Abstract

AbstractRecognising and responding to injustices that benefit us is a pervasive problem of contemporary life, and arguably a mark of moral seriousness in anyone who presumes to take moral stands at all. In response, a number of authors have defended the view that such benefits normally bring with them prima facie obligations of compensation. This ‘wrongful‐benefits’ approach has considerable intuitive plausibility, much of it founded in the financial metaphor that gives it an appearance of precision. Yet while the compensation scenario works reasonably well in one‐off cases such as receiving stolen property, it yields incoherent results when facing ongoing structural injustices.

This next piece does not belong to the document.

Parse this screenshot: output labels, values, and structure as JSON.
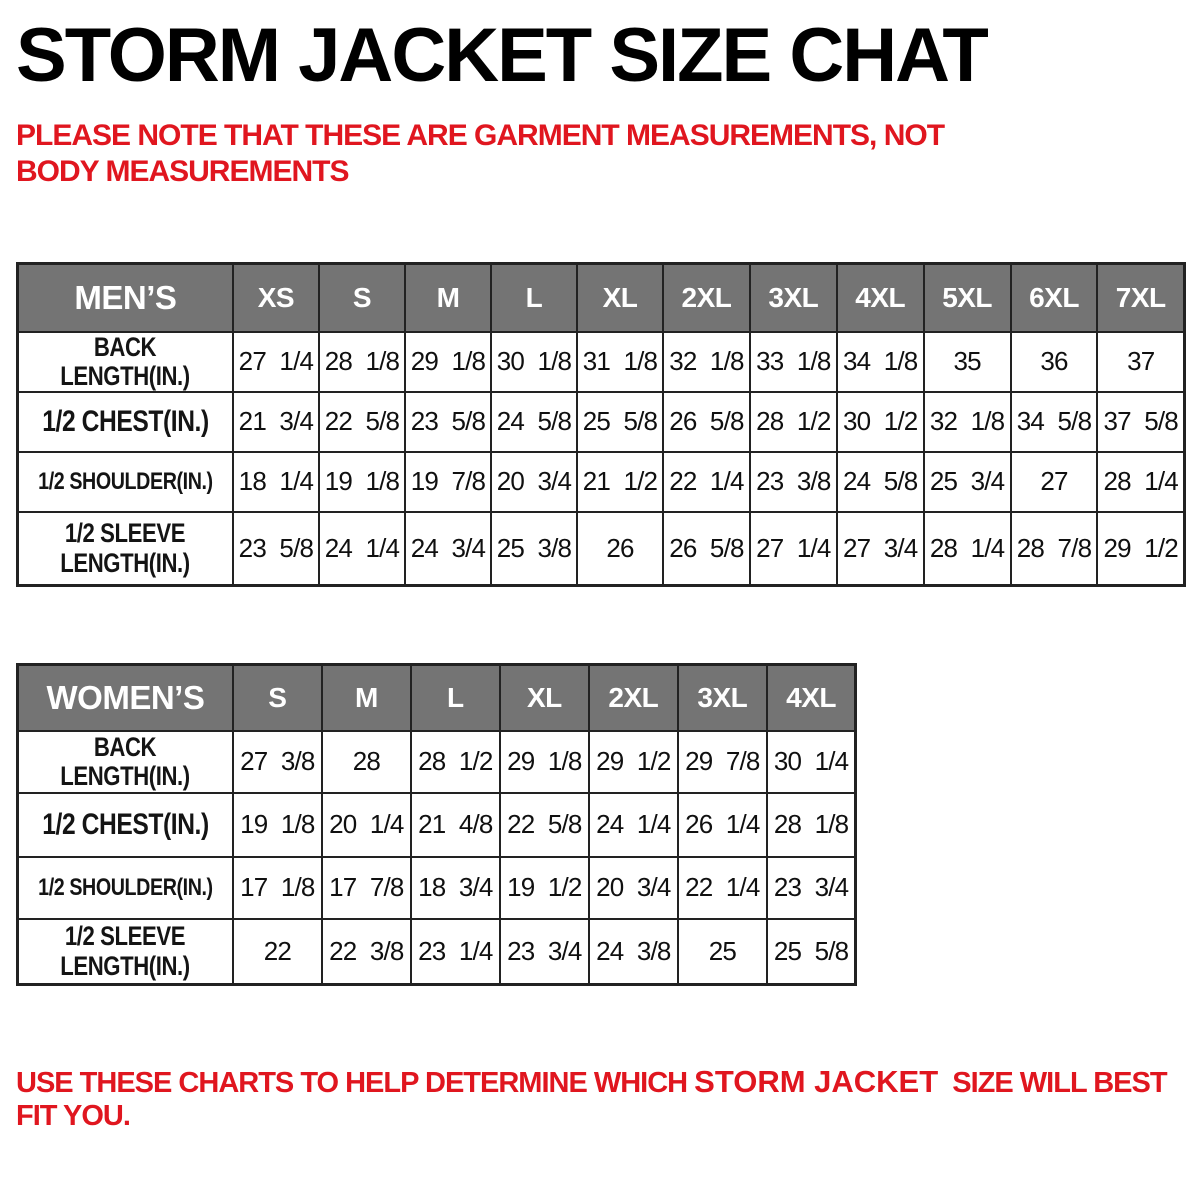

In such cases ‘innocence’ is ambiguous and our status as beneficiaries and victims is complex. In contrast, solidarity — understood as a principle of equity requiring that we side with the least well off — provides a better account of duties to respond to structural injustice. In solidarity the agent follows the lead of organised out‐groups and defers to their judgment about collective actions to overcome injustice. Solidarity leads us to support the organised group that suffers from the greatest inequity. Solidarity does not use a financial metaphor and thus it neither requires full disgorgement, nor absolves us of further action when we reach the point of net‐zero benefit. Rather, solidarity is a principal means for ordinary citizens to promote equity by affirming the equal status of the victims, and to atone for having benefited from injustice, whether they did so willingly or otherwise.